Author Ed Humes explores not-so-wonderful world of waste with Northwest Passages Book Club
Pulitzer prize-winning author Ed Humes spoke to more than a hundred students and community members Thursday evening at the Myrtle Woldson Performing Arts Center at Gonzaga University with the hope of getting Spokanites to engage with what could be the most consequential challenge the country is facing: waste.
Humes’ new book “Total Garbage: How We Can Fix Our Waste and Heal Our World,” delves into the slate of environmental crises facing the planet and how they can all be traced back to society’s wasteful nature. He told Northwest Passages Book Club attendees Thursday that the non-fiction novel was inspired in part by one of his prior books, “Garbology,” which examines the vast amount of trash produced by everyday Americans.
“I wanted to write a book about the larger world of waste,” Humes said. “Not just what we throw away, which is what the first one, ‘Garbology,’ was about. My idea was that we’re only dimly aware of that part of our waste and where it goes and where it ends up.”
“Total Garbage” is Humes’ 16th book, and each one has shone a light on important, lesser-known stories in the criminal justice system, environment, transportation and healthcare – just to name a few. He said his passion for finding those stories and bringing them to a larger audience started in college, and he hasn’t looked back since.
“I took this course, and I learned about the muckrakers of the early 20th century, these journalists who were exposing all kinds of problems and wrongdoing and had a huge impact,” Humes said. “And they really helped their communities, all over the country, deal with it by telling the story.”
Humes said he wanted to explore waste as a larger concept to bring it the attention of the public but also to highlight efforts from community leaders across the country actually doing something about the issue.
“We need to see it, because it’s embedded in everything, and it’s also fixable,” Humes said. “And the key takeaway for me was talking to people who are solving the waste-in-transportation piece of it, who are helping to turn wasted resources into food in food deserts.

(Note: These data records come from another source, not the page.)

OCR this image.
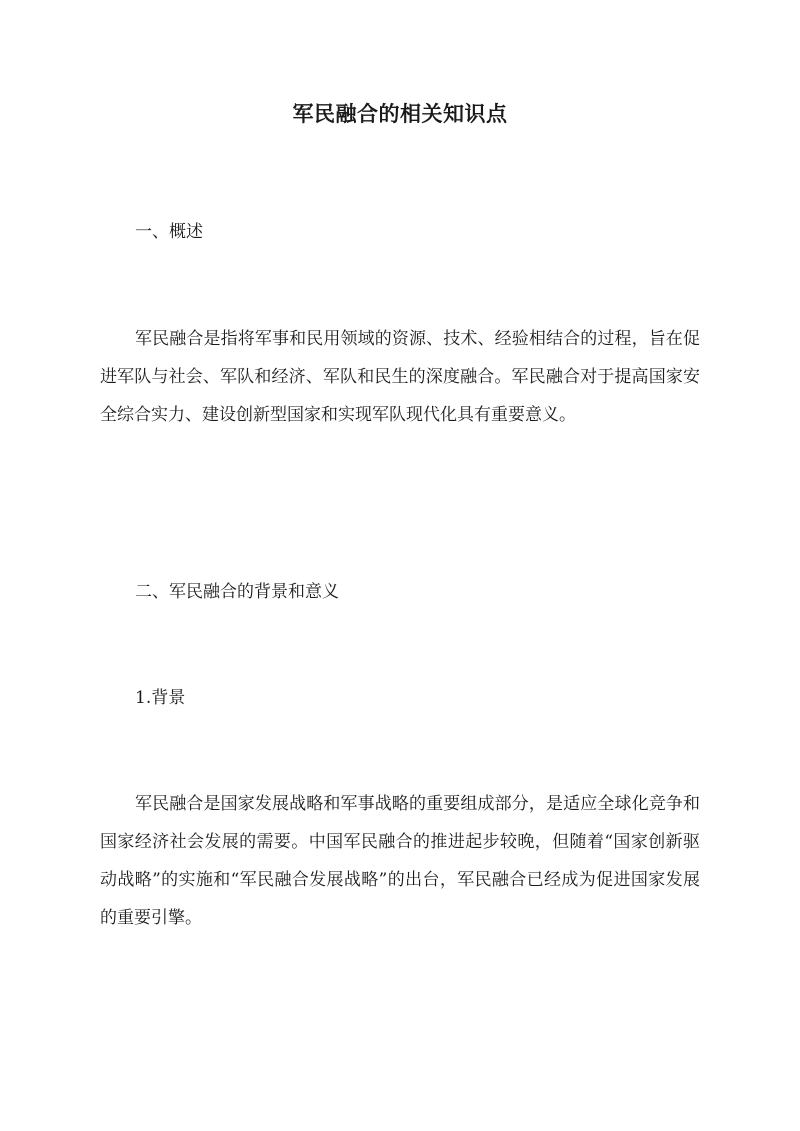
军民融合的相关知识点

一、概述

军民融合是指将军事和民用领域的资源、技术、经验相结合的过程，旨在促进军队与社会、军队和经济、军队和民生的深度融合。军民融合对于提高国家安全综合实力、建设创新型国家和实现军队现代化具有重要意义。

二、军民融合的背景和意义

1.背景

军民融合是国家发展战略和军事战略的重要组成部分，是适应全球化竞争和国家经济社会发展的需要。中国军民融合的推进起步较晚，但随着“国家创新驱动战略”的实施和“军民融合发展战略”的出台，军民融合已经成为促进国家发展的重要引擎。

They just look at the world differently and see the opportunities that await if you’re just open to them.”
Waste can have daily impacts on an individual’s life, whether it be one’s health, happiness or bottom line, Humes said. To illustrate this, the event began with a survey attendees filled out on their phone about the audience’s own waste-related habits and patterns while seeing the entire crowd’s results in real time.
Results showed a majority of the crowd were thrift shoppers, kept gardens, recycled and brought reusable bags to the grocery store, all key actions individuals can take to combat the waste epidemic, Humes said. Instead of the classic “Reduce, Reuse, Recycle,” Humes posits eight new R’s for individuals to follow: rethink, repower, reuse, reduce, refuse, repair, recycle and rot.

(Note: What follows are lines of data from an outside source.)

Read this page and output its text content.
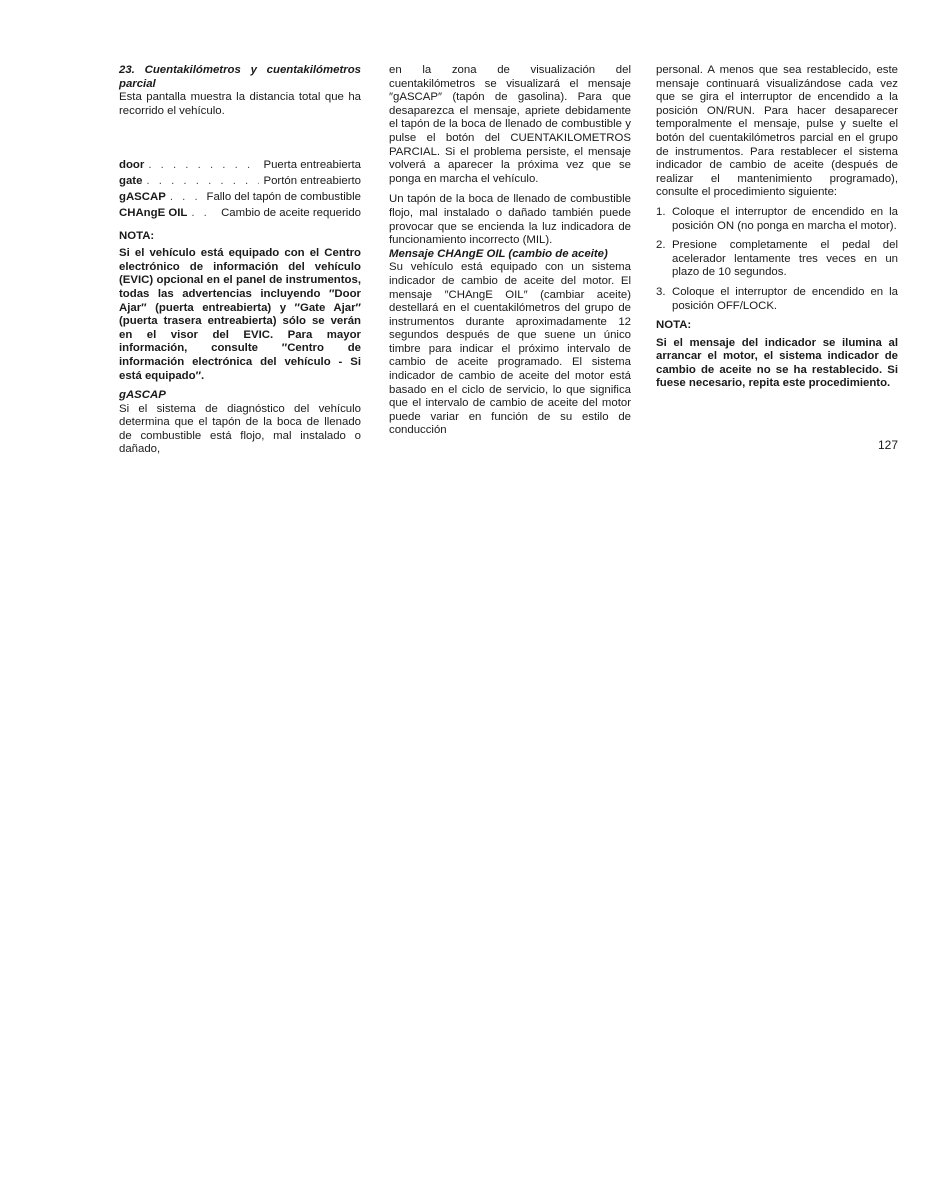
23. Cuentakilómetros y cuentakilómetros parcial

Esta pantalla muestra la distancia total que ha recorrido el vehículo.

door . . .	Puerta entreabierta
gate . . .	Portón entreabierto
gASCAP . . .	Fallo del tapón de combustible
CHAngE OIL . . .	Cambio de aceite requerido

NOTA:

Si el vehículo está equipado con el Centro electrónico de información del vehículo (EVIC) opcional en el panel de instrumentos, todas las advertencias incluyendo ″Door Ajar″ (puerta entreabierta) y ″Gate Ajar″ (puerta trasera entreabierta) sólo se verán en el visor del EVIC. Para mayor información, consulte ″Centro de información electrónica del vehículo - Si está equipado″.

gASCAP

Si el sistema de diagnóstico del vehículo determina que el tapón de la boca de llenado de combustible está flojo, mal instalado o dañado,

en la zona de visualización del cuentakilómetros se visualizará el mensaje ″gASCAP″ (tapón de gasolina). Para que desaparezca el mensaje, apriete debidamente el tapón de la boca de llenado de combustible y pulse el botón del CUENTAKILOMETROS PARCIAL. Si el problema persiste, el mensaje volverá a aparecer la próxima vez que se ponga en marcha el vehículo.

Un tapón de la boca de llenado de combustible flojo, mal instalado o dañado también puede provocar que se encienda la luz indicadora de funcionamiento incorrecto (MIL).

Mensaje CHAngE OIL (cambio de aceite)

Su vehículo está equipado con un sistema indicador de cambio de aceite del motor. El mensaje ″CHAngE OIL″ (cambiar aceite) destellará en el cuentakilómetros del grupo de instrumentos durante aproximadamente 12 segundos después de que suene un único timbre para indicar el próximo intervalo de cambio de aceite programado. El sistema indicador de cambio de aceite del motor está basado en el ciclo de servicio, lo que significa que el intervalo de cambio de aceite del motor puede variar en función de su estilo de conducción

personal. A menos que sea restablecido, este mensaje continuará visualizándose cada vez que se gira el interruptor de encendido a la posición ON/RUN. Para hacer desaparecer temporalmente el mensaje, pulse y suelte el botón del cuentakilómetros parcial en el grupo de instrumentos. Para restablecer el sistema indicador de cambio de aceite (después de realizar el mantenimiento programado), consulte el procedimiento siguiente:

1. Coloque el interruptor de encendido en la posición ON (no ponga en marcha el motor).
2. Presione completamente el pedal del acelerador lentamente tres veces en un plazo de 10 segundos.
3. Coloque el interruptor de encendido en la posición OFF/LOCK.

NOTA:

Si el mensaje del indicador se ilumina al arrancar el motor, el sistema indicador de cambio de aceite no se ha restablecido. Si fuese necesario, repita este procedimiento.

127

“Rethink is a kind of the key,” Humes said. “Because if waste is much bigger than what we throw away, we need to think about it differently.”
Humes said he found reason to hope for a brighter future in communities across the country while conducting his research in the book, like the residents of a Georgia town who have rethought their daily commutes. Electric golf carts have become the de facto town car.
Transportation is one of those areas where waste can have an insidious effect on one’s quality of life, Humes said.
“Transportation is the most wasteful thing we do,” Humes said. “The physics of internal combustion, I’m sorry guys, but 80% of the money we spend at the gas pump goes to waste and only $1 out of $5 is actually turning those wheels.”
There are several things consumers can do about the waste issue, Humes said. Finding repair cafés to fix broken items, planting gardens in place of water-guzzling grass lawns and turning away from gas-powered appliances can all improve one’s health while also helping the world around them.
Avoiding disposable plastic is another consumer decision that can have real impacts. Humes begins his book with the same reminder he gave the crowd Thursday: most of us are consuming 285 bits of microplastic, roughly a credit card’s worth, each day.
Decisions like that compound on one another, and a community’s worth of decisions can lead to real change, Humes said.
Stamping out waste goes beyond just the consumer, and momentum is building across the country to hold the producers of waste more accountable. Humes said he’s encouraged by legislation popping up in a variety of jurisdictions that are aimed at holding those corporations accountable.
“That turns out to be a game changer,” Humes said. “Because if a producer, beverage company, a big brand is responsible for dealing with the consequences of their wasteful product, it’s a big incentive to rethink their packaging.”
Humes said there’s reason to hope real change is possible, even if it may be an uphill battle.
“I don’t think any of us want to be wasteful,” Humes said. “I just think we’ve been so heavily marketed and normalized by this enormous amount of waste embedded in our daily lives, and it’s really hard to see, and hard to see as anything but normal.”
“But, I think we instinctively know wasting is wrong, and that’s why it’s such a great conversation,” he added.